National cricket trials…
Chattergoon and Arjune signal selectors with tons
By Faizool Deo
November 21, 2003
SEWNARINE Chattergoon and Krishna Arjune sent glaring signals to the National selectors, yesterday, blasting brilliant undefeated centuries against Neil McGarrell’s side in the second day of the National Trials at the GCC ground, Bourda.
Both batsmen retired after scoring their centuries, Chattergoon on an even 100 and Arjune on 103.
National selectors Joe Solomon, Lennox Hunte and Alfred Maycock will pick Guyana’s side as the country prepares to host the 2004 Carib Beer four-day competition in mid-January.
The trials officially started yesterday, since on Wednesday rain had the final say.
When bails were lifted on the end of the day’s play, Mahendra Nagamootoo’s side were on 282 for one in 111 overs with Travis Dowlin on 50 not out and Hemnauth Pooran on four.
The only wicket to fall was that of 2003 Under-19 captain Assad Fudadin, who went to young right-arm off-spinner, Leon Johnson, for 24 with the score on 265 runs in 99 overs.
Early dropped catches in the day could have given the match a different twist, since both centurions were dropped when the score was ten.
Arjune was dropped by Azeemul Haniff in first slip off the bowling of Rayon Griffith for eight, while Chattergoon was dropped by captain McGarrell at third slip off the bowling of Trevor Garraway for two.
After being spared, the duo capitalised on the perfect batting conditions. The 22-year-old Chattergoon was the more conservative of the two even though he made a faster 50, his half-century coming off 94 balls, decorated with six fours, while Arjune’s came off 109 balls, including two fours and two sixes.
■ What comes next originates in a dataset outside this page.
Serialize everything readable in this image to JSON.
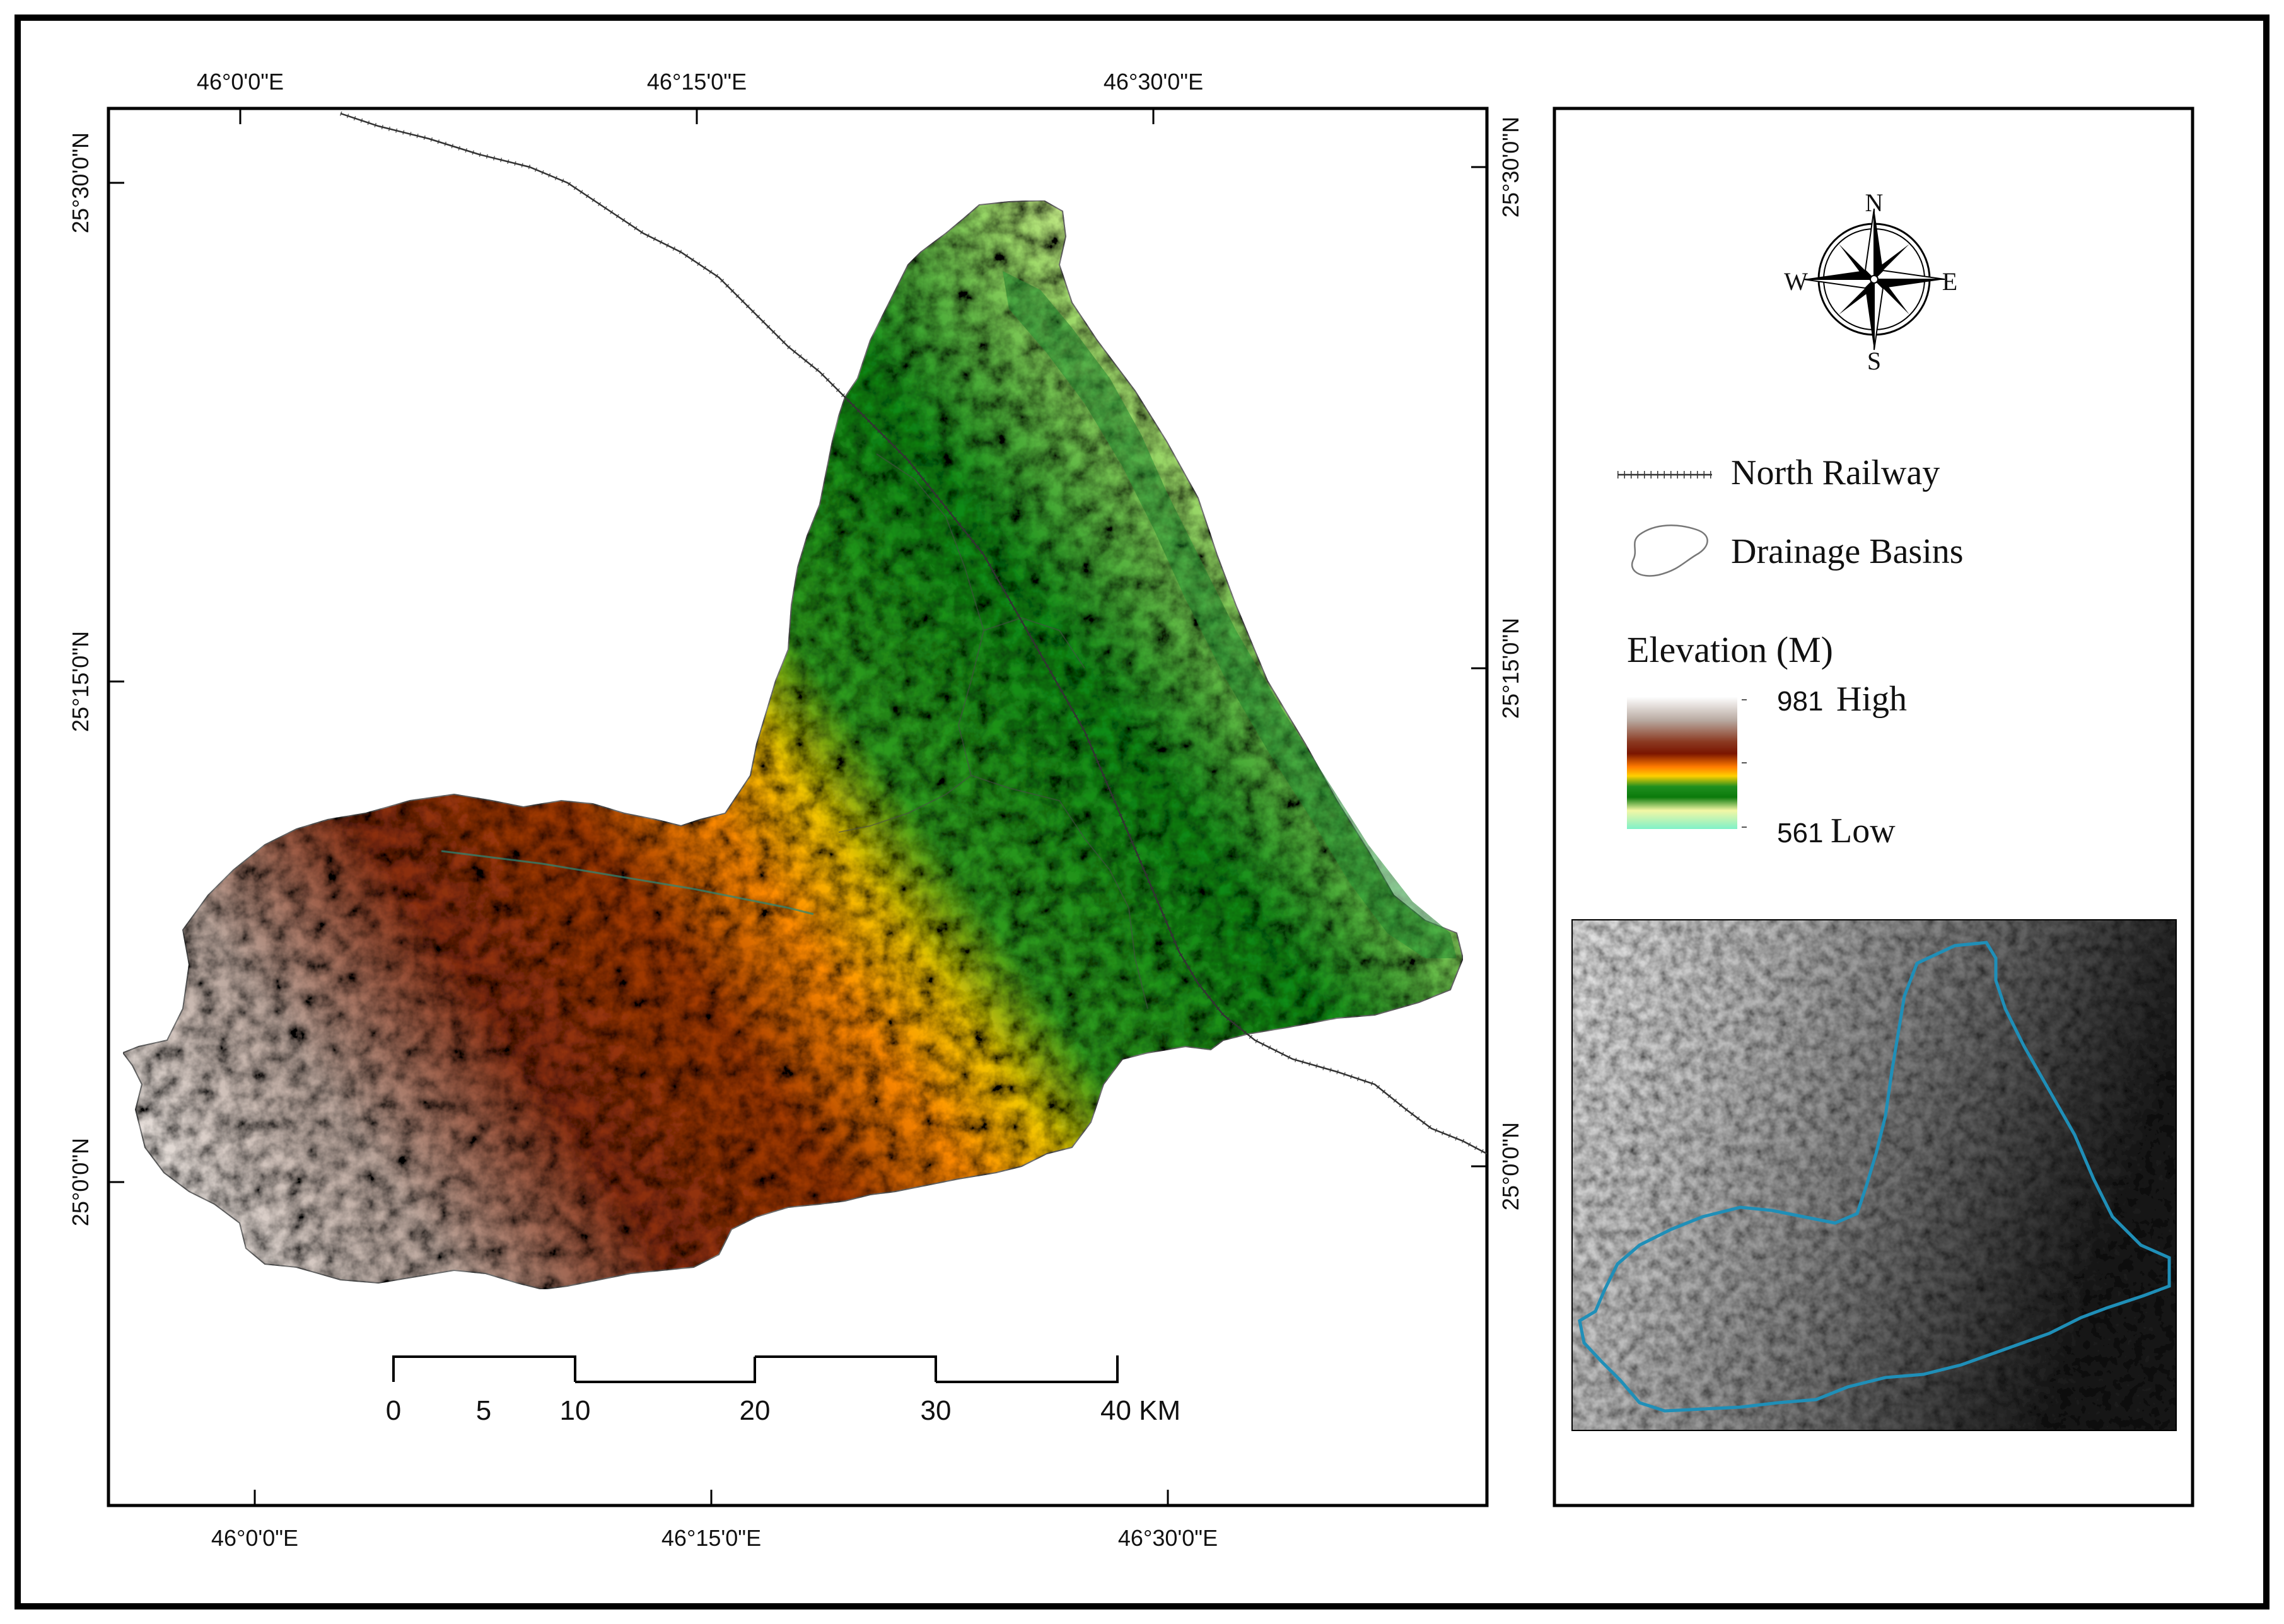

The hundred-partnership was reached off 231 balls in 148 minutes and included eight fours and one six.
To give the other batsmen a chance at the crease, the opening batsman retired after making their century. Albion player Chattergoon retired first on 100 with 236 balls in 272 minutes with eight fours and 16 minutes. After that, Everest player Arjune retired on 103 which consisted of five fours and five sixes in 213 balls.
Chattergoon told Chronicle Sport that the main reason he and Arjune were able to manage the score was good communication between them.
“The running between the wickets was really good; the pitch was a batting wicket and after our chances we just put out heads down and batted,” Chattergoon said.
Chattergoon who made a century in last year’s trial related that his personal goal was to perform well.
“I am hoping to perform to the best of my ability, and would leave my fate to God,” Chattergoon said.
If Chattergoon is selected, it will be his fourth year and Arjune’s second.